Herr Deluc kehrte in sein Zimmer zurück. »Wie lange wohnt er bei Ihnen?« fragte der Inspektor, sobald Deluc ihm den Rücken gekehrt hatte.
»Beinahe ein Jahr,« antwortete die Hauswirtin.
»Gab er Ihnen Referenzen?«
»So gut als ich sie wünschen konnte.« Darauf nannte sie die wohlbekannte Firma einer Zigarrenhandlung in der Altstadt. Der Inspektor notierte die Auskunft in seinem Notizbuche.

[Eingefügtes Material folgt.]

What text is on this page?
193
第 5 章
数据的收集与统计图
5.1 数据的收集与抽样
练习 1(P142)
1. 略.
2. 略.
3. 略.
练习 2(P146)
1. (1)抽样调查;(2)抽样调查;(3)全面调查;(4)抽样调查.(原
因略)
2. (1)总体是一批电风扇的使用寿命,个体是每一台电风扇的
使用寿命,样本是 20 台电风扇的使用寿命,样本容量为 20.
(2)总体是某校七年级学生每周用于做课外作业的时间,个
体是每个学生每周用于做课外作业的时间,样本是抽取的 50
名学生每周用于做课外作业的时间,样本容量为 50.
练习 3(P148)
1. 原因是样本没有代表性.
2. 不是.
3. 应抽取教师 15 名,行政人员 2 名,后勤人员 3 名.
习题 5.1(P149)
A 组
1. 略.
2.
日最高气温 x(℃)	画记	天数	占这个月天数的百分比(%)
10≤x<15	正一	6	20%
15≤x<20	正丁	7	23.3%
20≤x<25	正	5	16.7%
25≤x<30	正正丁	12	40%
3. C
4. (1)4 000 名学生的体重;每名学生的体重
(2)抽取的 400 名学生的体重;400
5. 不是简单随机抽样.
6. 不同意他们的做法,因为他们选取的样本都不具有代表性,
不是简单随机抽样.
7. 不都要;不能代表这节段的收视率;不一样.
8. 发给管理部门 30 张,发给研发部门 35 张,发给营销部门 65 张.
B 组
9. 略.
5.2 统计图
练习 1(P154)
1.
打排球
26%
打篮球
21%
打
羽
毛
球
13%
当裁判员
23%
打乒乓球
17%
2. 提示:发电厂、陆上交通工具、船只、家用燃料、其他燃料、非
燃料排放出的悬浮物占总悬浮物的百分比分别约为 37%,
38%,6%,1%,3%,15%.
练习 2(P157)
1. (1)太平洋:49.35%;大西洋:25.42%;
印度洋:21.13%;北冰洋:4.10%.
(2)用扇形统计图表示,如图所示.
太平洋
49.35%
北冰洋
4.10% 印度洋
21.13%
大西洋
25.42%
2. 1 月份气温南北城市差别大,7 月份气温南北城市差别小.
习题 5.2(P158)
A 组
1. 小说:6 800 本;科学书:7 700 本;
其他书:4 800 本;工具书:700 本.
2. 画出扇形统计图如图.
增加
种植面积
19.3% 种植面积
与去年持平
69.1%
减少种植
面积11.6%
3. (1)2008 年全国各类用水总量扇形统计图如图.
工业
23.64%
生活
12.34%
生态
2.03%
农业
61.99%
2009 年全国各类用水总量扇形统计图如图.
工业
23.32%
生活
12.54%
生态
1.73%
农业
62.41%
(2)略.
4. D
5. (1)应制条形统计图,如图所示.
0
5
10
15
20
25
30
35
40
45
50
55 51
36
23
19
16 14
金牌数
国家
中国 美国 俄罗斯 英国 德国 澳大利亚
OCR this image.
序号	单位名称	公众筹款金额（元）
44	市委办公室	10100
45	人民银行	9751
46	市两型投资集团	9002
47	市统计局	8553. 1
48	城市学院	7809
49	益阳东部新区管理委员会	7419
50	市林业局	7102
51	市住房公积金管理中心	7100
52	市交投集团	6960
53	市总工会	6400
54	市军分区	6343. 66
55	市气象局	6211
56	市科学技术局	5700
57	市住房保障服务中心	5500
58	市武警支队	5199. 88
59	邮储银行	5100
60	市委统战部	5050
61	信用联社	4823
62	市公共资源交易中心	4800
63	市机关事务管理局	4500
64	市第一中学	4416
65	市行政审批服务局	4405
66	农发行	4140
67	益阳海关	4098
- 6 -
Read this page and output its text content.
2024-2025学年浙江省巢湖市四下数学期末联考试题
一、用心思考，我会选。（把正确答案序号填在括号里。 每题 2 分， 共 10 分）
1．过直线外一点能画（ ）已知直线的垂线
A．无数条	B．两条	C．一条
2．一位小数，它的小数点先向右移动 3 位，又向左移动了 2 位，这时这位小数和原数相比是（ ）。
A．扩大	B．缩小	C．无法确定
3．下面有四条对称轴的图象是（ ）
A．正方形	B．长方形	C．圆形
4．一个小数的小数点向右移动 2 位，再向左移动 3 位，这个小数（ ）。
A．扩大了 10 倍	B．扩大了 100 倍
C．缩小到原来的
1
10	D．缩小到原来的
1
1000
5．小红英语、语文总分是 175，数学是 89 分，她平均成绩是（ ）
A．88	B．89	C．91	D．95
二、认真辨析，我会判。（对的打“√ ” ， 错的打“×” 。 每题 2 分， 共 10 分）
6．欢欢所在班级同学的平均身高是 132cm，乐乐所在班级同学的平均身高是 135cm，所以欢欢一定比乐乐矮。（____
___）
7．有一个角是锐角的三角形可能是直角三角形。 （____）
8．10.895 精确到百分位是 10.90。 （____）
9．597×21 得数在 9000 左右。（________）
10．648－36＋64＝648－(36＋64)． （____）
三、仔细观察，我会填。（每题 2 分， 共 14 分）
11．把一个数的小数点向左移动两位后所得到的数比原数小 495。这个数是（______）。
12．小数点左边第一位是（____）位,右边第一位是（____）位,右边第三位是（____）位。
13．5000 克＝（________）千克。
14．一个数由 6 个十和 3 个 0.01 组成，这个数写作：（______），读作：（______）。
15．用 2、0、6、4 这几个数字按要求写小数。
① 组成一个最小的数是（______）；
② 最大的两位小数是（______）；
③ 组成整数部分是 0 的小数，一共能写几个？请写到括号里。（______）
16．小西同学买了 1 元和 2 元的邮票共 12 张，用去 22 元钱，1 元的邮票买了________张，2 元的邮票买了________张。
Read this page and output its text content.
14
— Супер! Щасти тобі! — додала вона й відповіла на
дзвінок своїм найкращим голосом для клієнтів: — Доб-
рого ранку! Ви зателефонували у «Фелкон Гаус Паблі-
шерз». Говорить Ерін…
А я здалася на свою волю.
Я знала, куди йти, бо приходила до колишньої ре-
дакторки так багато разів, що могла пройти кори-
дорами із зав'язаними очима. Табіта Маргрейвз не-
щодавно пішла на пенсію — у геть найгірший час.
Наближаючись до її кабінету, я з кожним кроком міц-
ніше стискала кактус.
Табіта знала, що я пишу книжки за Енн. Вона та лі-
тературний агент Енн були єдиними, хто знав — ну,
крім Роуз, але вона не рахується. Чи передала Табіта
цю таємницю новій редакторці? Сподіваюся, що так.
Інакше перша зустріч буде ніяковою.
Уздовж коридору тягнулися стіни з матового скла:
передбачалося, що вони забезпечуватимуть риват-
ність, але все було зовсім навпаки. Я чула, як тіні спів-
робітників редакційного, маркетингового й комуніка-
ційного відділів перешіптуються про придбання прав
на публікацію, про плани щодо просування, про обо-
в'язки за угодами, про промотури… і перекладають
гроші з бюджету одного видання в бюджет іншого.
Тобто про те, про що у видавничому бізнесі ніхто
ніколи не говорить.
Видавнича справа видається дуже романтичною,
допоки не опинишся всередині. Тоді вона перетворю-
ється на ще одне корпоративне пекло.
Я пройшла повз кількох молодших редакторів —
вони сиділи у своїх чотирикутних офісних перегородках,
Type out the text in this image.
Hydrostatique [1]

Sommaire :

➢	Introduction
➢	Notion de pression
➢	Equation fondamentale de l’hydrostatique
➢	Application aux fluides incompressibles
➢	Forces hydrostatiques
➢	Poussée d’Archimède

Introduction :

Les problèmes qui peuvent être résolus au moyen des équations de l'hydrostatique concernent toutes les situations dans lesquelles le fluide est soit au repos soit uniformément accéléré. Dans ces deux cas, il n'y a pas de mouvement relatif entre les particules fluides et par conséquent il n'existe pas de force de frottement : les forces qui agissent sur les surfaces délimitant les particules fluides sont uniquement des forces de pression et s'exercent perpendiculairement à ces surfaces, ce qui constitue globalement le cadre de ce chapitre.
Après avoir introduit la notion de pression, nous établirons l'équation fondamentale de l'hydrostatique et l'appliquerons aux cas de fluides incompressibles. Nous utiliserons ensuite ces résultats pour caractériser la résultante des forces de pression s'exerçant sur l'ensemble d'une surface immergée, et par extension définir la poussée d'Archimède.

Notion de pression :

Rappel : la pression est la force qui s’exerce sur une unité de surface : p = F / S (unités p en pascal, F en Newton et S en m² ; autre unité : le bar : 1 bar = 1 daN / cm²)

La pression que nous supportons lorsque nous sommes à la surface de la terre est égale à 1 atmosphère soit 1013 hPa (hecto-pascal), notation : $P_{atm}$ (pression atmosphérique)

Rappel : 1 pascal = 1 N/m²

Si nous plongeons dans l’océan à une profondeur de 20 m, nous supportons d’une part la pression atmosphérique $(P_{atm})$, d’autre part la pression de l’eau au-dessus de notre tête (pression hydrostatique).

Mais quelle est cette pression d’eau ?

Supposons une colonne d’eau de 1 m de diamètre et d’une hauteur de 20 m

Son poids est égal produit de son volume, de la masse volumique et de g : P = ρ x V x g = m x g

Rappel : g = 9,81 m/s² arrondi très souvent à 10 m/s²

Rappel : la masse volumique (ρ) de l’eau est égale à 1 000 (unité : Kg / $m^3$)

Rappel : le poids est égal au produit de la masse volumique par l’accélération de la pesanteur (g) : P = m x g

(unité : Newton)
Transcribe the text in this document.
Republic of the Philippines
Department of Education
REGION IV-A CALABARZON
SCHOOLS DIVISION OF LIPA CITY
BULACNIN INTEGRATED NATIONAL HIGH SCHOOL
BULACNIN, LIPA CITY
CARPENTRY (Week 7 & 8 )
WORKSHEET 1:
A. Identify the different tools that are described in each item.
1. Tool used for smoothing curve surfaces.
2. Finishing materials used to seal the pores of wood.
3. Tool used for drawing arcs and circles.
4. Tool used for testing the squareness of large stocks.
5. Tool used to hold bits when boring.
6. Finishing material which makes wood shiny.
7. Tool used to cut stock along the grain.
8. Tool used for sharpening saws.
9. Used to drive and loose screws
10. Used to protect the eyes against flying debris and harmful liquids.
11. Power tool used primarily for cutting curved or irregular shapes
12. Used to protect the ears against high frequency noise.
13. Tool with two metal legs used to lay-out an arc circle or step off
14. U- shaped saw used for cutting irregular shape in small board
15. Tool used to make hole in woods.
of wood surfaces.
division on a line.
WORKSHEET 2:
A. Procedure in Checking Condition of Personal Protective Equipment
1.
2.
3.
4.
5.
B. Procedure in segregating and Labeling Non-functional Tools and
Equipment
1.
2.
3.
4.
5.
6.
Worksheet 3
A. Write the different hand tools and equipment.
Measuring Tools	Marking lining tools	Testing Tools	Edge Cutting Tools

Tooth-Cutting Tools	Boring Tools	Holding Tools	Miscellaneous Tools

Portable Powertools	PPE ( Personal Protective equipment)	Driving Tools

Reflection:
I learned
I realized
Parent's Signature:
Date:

Ich möchte lieber im einzelnen nichts erzählen, was sich zunächst zutrug. Es ist zu peinlich, dabei zu verweilen. Lassen Sie mich nur sagen, dass die arme geisteskranke Frau in einer Droschke nach dem Polizeigebäude gebracht wurde. Der Inspektor nahm selbst das Messer und ein Buch in Verwahrung, das auf dem Fußboden gesunden wurde und »Die Welt des Schlafs« betitelt war. Die Reisetasche, die das Gepäck enthielt, wurde verschlossen und dann die Türe des Zimmers verwahrt, indem die Schlüssel von beiden meiner Obhut überlassen wurden. Meine Instruktion ging dahin, im Hause zu bleiben und niemand zu erlauben, es zu verlassen, bis dass ich in Kürze wieder etwas von dem Inspektor hörte.